I worked around 3 years with ink, and then I started to incorporate some washed out colors in my drawings, so washed out because I was so afraid to mess it up. Those washed out colors then got a character, I liked so much those toned down colors against the harsh contrast of the black indian ink, that it sort of became like a trademark in my work. It gave me that sense of melancholy and reality/unreality I was looking for, so I took advantage of that resource for a while. But after few years of working with ink and watercolors I had moved out to another media, to graphite drawing (which it was part of the plan) and this is the reason:

I honestly felt the need to move to a different media because Ink & Watercolor drawings made the harsh subject matters VERY digestible, too much for my taste at one point. As the line work made the blood and tears almost cartoonish, the audience did not got that gut wrenching feeling I wanted to. I no longer wanted them to blindly accept the tradgedy, I no longer wanted them to be the indirect accomplices of my imagery. I wanted them to actually engage emotionally with the image.

Graphite drawings brought me closer to realism and to that new feeling I was looking for.
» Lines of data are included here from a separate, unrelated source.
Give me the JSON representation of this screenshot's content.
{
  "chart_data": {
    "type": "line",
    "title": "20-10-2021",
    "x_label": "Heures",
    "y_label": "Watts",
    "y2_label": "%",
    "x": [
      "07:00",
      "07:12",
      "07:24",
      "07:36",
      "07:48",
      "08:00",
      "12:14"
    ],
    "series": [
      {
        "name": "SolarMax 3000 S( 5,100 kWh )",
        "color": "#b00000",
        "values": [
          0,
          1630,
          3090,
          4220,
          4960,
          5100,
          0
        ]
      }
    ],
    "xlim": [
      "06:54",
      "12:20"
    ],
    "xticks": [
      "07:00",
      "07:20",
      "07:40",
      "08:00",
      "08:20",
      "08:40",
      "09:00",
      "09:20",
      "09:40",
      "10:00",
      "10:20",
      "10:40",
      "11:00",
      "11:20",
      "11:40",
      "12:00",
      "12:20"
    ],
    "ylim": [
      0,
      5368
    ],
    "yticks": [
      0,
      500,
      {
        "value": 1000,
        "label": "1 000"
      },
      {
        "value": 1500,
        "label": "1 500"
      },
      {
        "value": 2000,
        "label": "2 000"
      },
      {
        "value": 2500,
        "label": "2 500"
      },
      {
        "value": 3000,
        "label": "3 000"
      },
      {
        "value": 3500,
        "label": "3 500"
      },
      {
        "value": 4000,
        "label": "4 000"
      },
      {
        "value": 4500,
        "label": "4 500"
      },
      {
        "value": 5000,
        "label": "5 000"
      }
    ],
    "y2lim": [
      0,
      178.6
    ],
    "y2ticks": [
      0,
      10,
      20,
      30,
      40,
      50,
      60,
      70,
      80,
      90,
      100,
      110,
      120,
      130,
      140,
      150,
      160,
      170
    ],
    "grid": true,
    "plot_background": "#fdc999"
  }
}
Colors dimmed down further, monochromatic tones prevailed in the image and this sense of reality confused a little bit the audience. The tragic scenery suddenly became more real, more difficult to embrace. And I loved that.

My inner self also wanted to talk about more serious matters, social struggles, moral contradicitons, darker places. Drawing in a more realistically way also helped me to understand better the world, intelectually and visually; I learned how volume worked better (I am still learning) how ligh behaves when proyected in diferent objects and textures, etc. And I got so in love with everything about drawing that I have spended almost 5 years in this.

But I am that kind of person that in the moment I feel I’m getting too comfortable, I feel the need to change.

So I remembered that drawing was also an step part of my development. But I honestly was terrified of the color.

So I started with an awful ugly excercise in a board. I tried to do a monochromatic portrait in blue and I failed miserably, I had no idea where to start again. So in the meantime I got busy with drawings and commissions I payed a lot of attention to my husband’s paintings, and I started to learn from seeing him his method. Then I just started with a small painting with direct colors, just placing what I saw. I never finished it, but I broke the fear that restrained me.

So I fully gave myself to the color and finally started my first formal painting that aimed to be exhibited in the public, and from there I’ve been feeling more and more happy with the results I’m obtaining. Still with a little fear and with the idea always in my mind that I’m still learning. So I feel in some way this is a new beginning, as it’s been after 8 years of preparing myself that I finally have reached the point where I feel a complete artist (for now.. who knows what would I need next).